Ad Aboubakar Soumahoro, finito nel mirino del regionale di garanzia elettorale della Corte d’Appello di Bologna per i finanziamenti alla sua campagna elettorale, negli stessi giorni in cui moglie e suocera finivano agli arresti domicliliari per presunte truffe nella gestione delle coop chiamate a gestire l’accoglienza degli immigrati, è stata inflitta una multa da 40mila euro.
La “Verità” parla di tutte le accuse contenute nell’incartamento dei giudici che indagano sul parlamentare, oggi nel Gruppo Misto. Il collegio di garanzia ha già inflitto al deputato, come dicevamo, una multa di 40 mila euro e ha ritenuto opportuno trasmettere gli atti alla Camera «per quanto di sua competenza». Visto che «la scarsa trasparenza della documentazione prodotta non consente di definire con certezza l’entità delle spese sostenute dal candidato e di accertare l’eventuale superamento dei limiti massimi di spesa». Cosa che comporterebbe la decadenza automatica del parlamentare.
Tra le accuse contestate, ben nove nove violazioni della legge sul finanziamento ai partiti, tra cui “la nomina tardiva del mandatario elettorale e l’opacità dei suoi finanziatori, prelievi in contanti non giustificati e operazioni estranee al finanziamento della campagna”. L’accusa principale però riguarda i soldi, scrive la Verità. “Il primo problema, secondo i giudici, è che non risulta aperto alcun conto bancario o postale destinato alla raccolta fondi. Il candidato ha infatti utilizzato una carta Postepay intestata al consigliere. Che però ancora doveva diventare ufficialmente il mandatario di Soumahoro. A marzo mancava anche l’estratto conto dei movimenti. O meglio: è stata trasmessa soltanto una lista di movimenti della carta con indicazioni di una serie di operazioni. L’ultima è stata effettuata il 10 gennaio 2023: un accredito di 800 euro. Il deputato ha chiuso il conto soltanto il 31 gennaio. Nel frattempo sono arrivati altri accrediti. E secondo i giudici ci sono prelievi in contanti per 850 euro non giustificati. Mentre nella lista erano presenti anche operazioni estranee al finanziamento della campagna elettorale”.

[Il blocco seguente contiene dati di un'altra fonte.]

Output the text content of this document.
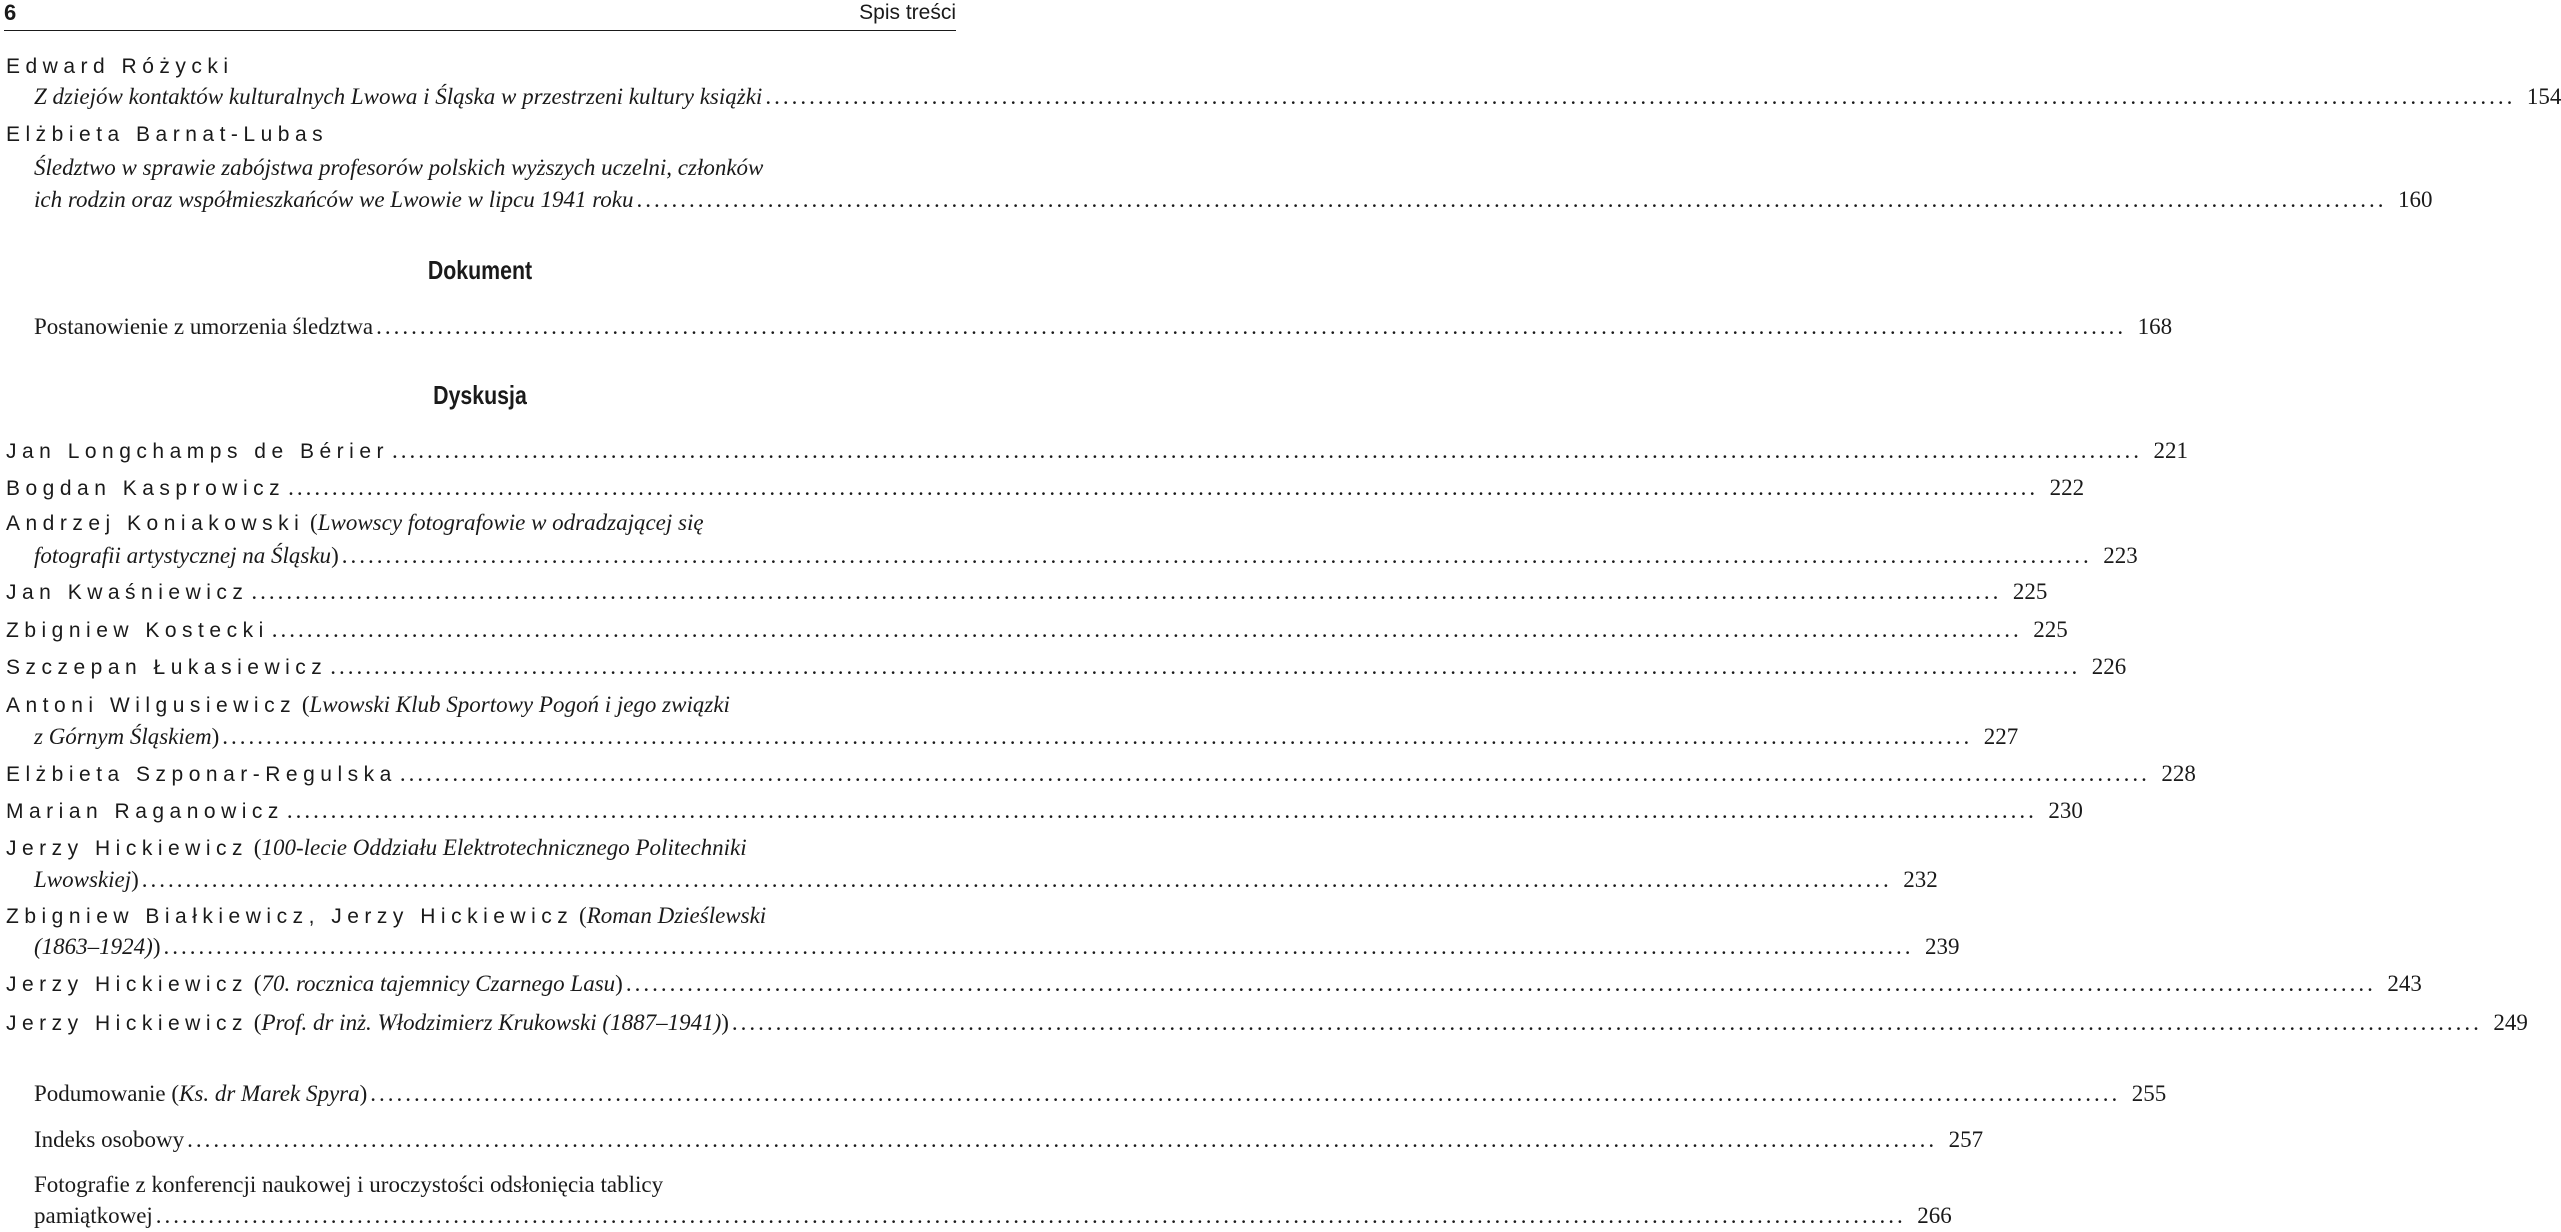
6	Spis treści
Edward Różycki
Z dziejów kontaktów kulturalnych Lwowa i Śląska w przestrzeni kultury książki ........................................................................................................................................................................................................ 154
Elżbieta Barnat-Lubas
Śledztwo w sprawie zabójstwa profesorów polskich wyższych uczelni, członków
ich rodzin oraz współmieszkańców we Lwowie w lipcu 1941 roku ........................................................................................................................................................................................................ 160
Dokument
Postanowienie z umorzenia śledztwa ........................................................................................................................................................................................................ 168
Dyskusja
Jan Longchamps de Bérier ........................................................................................................................................................................................................ 221
Bogdan Kasprowicz ........................................................................................................................................................................................................ 222
Andrzej Koniakowski (Lwowscy fotografowie w odradzającej się
fotografii artystycznej na Śląsku) ........................................................................................................................................................................................................ 223
Jan Kwaśniewicz ........................................................................................................................................................................................................ 225
Zbigniew Kostecki ........................................................................................................................................................................................................ 225
Szczepan Łukasiewicz ........................................................................................................................................................................................................ 226
Antoni Wilgusiewicz (Lwowski Klub Sportowy Pogoń i jego związki
z Górnym Śląskiem) ........................................................................................................................................................................................................ 227
Elżbieta Szponar-Regulska ........................................................................................................................................................................................................ 228
Marian Raganowicz ........................................................................................................................................................................................................ 230
Jerzy Hickiewicz (100-lecie Oddziału Elektrotechnicznego Politechniki
Lwowskiej) ........................................................................................................................................................................................................ 232
Zbigniew Białkiewicz, Jerzy Hickiewicz (Roman Dzieślewski
(1863–1924)) ........................................................................................................................................................................................................ 239
Jerzy Hickiewicz (70. rocznica tajemnicy Czarnego Lasu) ........................................................................................................................................................................................................ 243
Jerzy Hickiewicz (Prof. dr inż. Włodzimierz Krukowski (1887–1941)) ........................................................................................................................................................................................................ 249
Podumowanie (Ks. dr Marek Spyra) ........................................................................................................................................................................................................ 255
Indeks osobowy ........................................................................................................................................................................................................ 257
Fotografie z konferencji naukowej i uroczystości odsłonięcia tablicy
pamiątkowej ........................................................................................................................................................................................................ 266
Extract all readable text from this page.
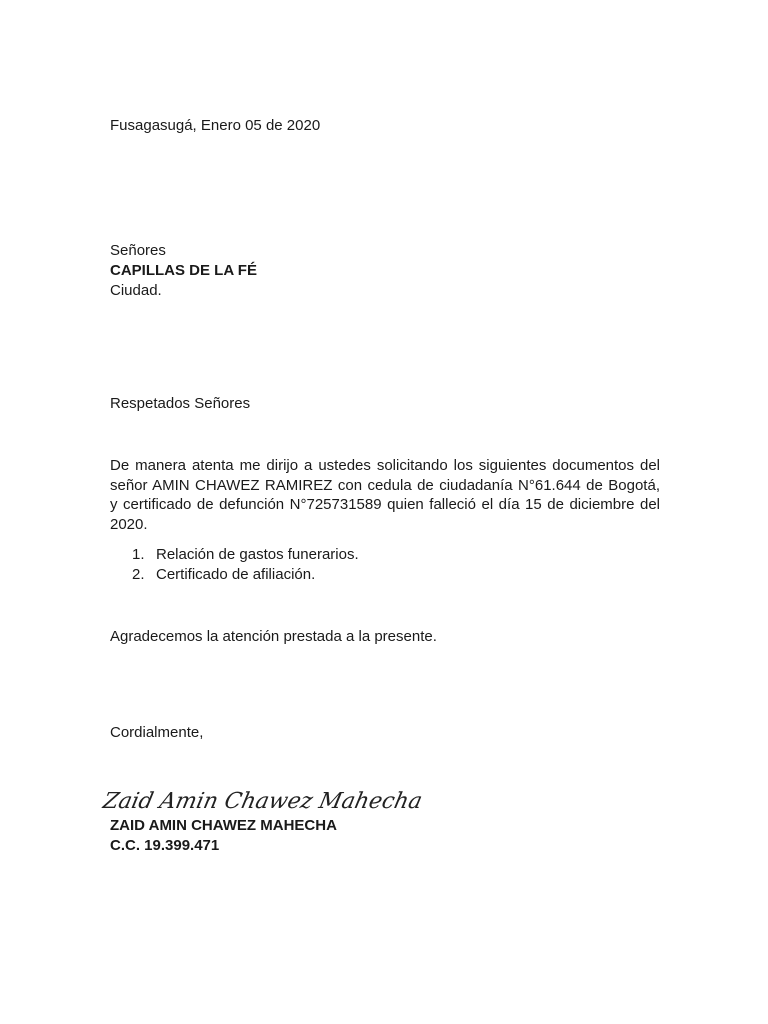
Fusagasugá, Enero 05 de 2020
Señores
CAPILLAS DE LA FÉ
Ciudad.
Respetados Señores
De manera atenta me dirijo a ustedes solicitando los siguientes documentos del
señor AMIN CHAWEZ RAMIREZ con cedula de ciudadanía N°61.644 de Bogotá,
y certificado de defunción N°725731589 quien falleció el día 15 de diciembre del
2020.
1. Relación de gastos funerarios.
2. Certificado de afiliación.
Agradecemos la atención prestada a la presente.
Cordialmente,
Zaid Amin Chawez Mahecha
ZAID AMIN CHAWEZ MAHECHA
C.C. 19.399.471
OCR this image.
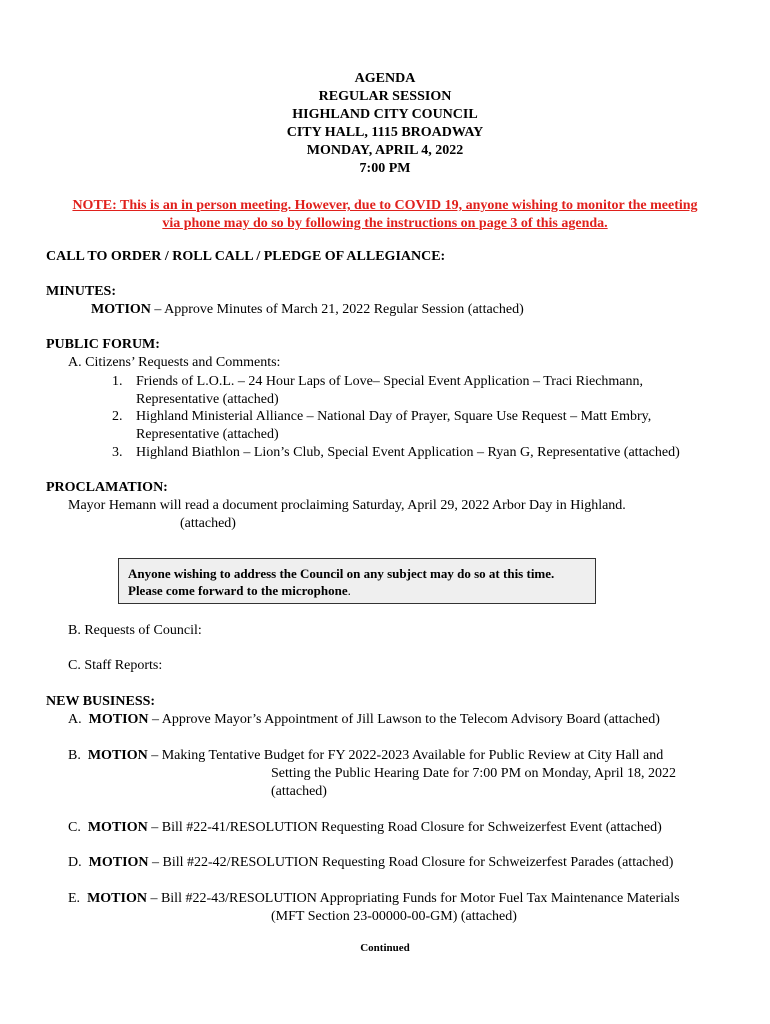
AGENDA
REGULAR SESSION
HIGHLAND CITY COUNCIL
CITY HALL, 1115 BROADWAY
MONDAY, APRIL 4, 2022
7:00 PM
NOTE: This is an in person meeting. However, due to COVID 19, anyone wishing to monitor the meeting
via phone may do so by following the instructions on page 3 of this agenda.
CALL TO ORDER / ROLL CALL / PLEDGE OF ALLEGIANCE:
MINUTES:
MOTION – Approve Minutes of March 21, 2022 Regular Session (attached)
PUBLIC FORUM:
A. Citizens’ Requests and Comments:
1. Friends of L.O.L. – 24 Hour Laps of Love– Special Event Application – Traci Riechmann,
Representative (attached)
2. Highland Ministerial Alliance – National Day of Prayer, Square Use Request – Matt Embry,
Representative (attached)
3. Highland Biathlon – Lion’s Club, Special Event Application – Ryan G, Representative (attached)
PROCLAMATION:
Mayor Hemann will read a document proclaiming Saturday, April 29, 2022 Arbor Day in Highland.
(attached)
Anyone wishing to address the Council on any subject may do so at this time.
Please come forward to the microphone.
B. Requests of Council:
C. Staff Reports:
NEW BUSINESS:
A. MOTION – Approve Mayor’s Appointment of Jill Lawson to the Telecom Advisory Board (attached)
B. MOTION – Making Tentative Budget for FY 2022-2023 Available for Public Review at City Hall and
Setting the Public Hearing Date for 7:00 PM on Monday, April 18, 2022
(attached)
C. MOTION – Bill #22-41/RESOLUTION Requesting Road Closure for Schweizerfest Event (attached)
D. MOTION – Bill #22-42/RESOLUTION Requesting Road Closure for Schweizerfest Parades (attached)
E. MOTION – Bill #22-43/RESOLUTION Appropriating Funds for Motor Fuel Tax Maintenance Materials
(MFT Section 23-00000-00-GM) (attached)
Continued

Secondo i giudici ci sono altri importi che non trovano riscontro nei movimenti della carta, così come le movimentazioni, l’imprecisione di date di versamenti e di accrediti, la fonte degli stessi, come “una serie di accrediti per un importo complessivo di 6.981,23 euro che arrivano dalla società Stripe Technology Europe Ltd Spa, con sede in California, una piattaforma di elaborazione di pagamenti che fornisce il necessario per creare siti internet e app allo scopo di accettare pagamenti ed inviare bonifici in tutto il mondo, e qui i magistrati parlano di una possibile violazione della legge sul finanziamento dei partiti e delle norme che risalgono al 1981 e che prevedono per i finanziamenti dall’estero una specifica dichiarazione alla Camera di appartenenza da parte del soggetto che li percepisce”.
Soumahoro ha risposto alle accuse in una memoria alla Corte parlando di operazioni fatte in buona fede e di irregolarità solo formali mentre la piattaforma Stripe avrebbe ricevuto finanziamenti solo dall’Italia, quindi non vi era obbligo di comunicazione.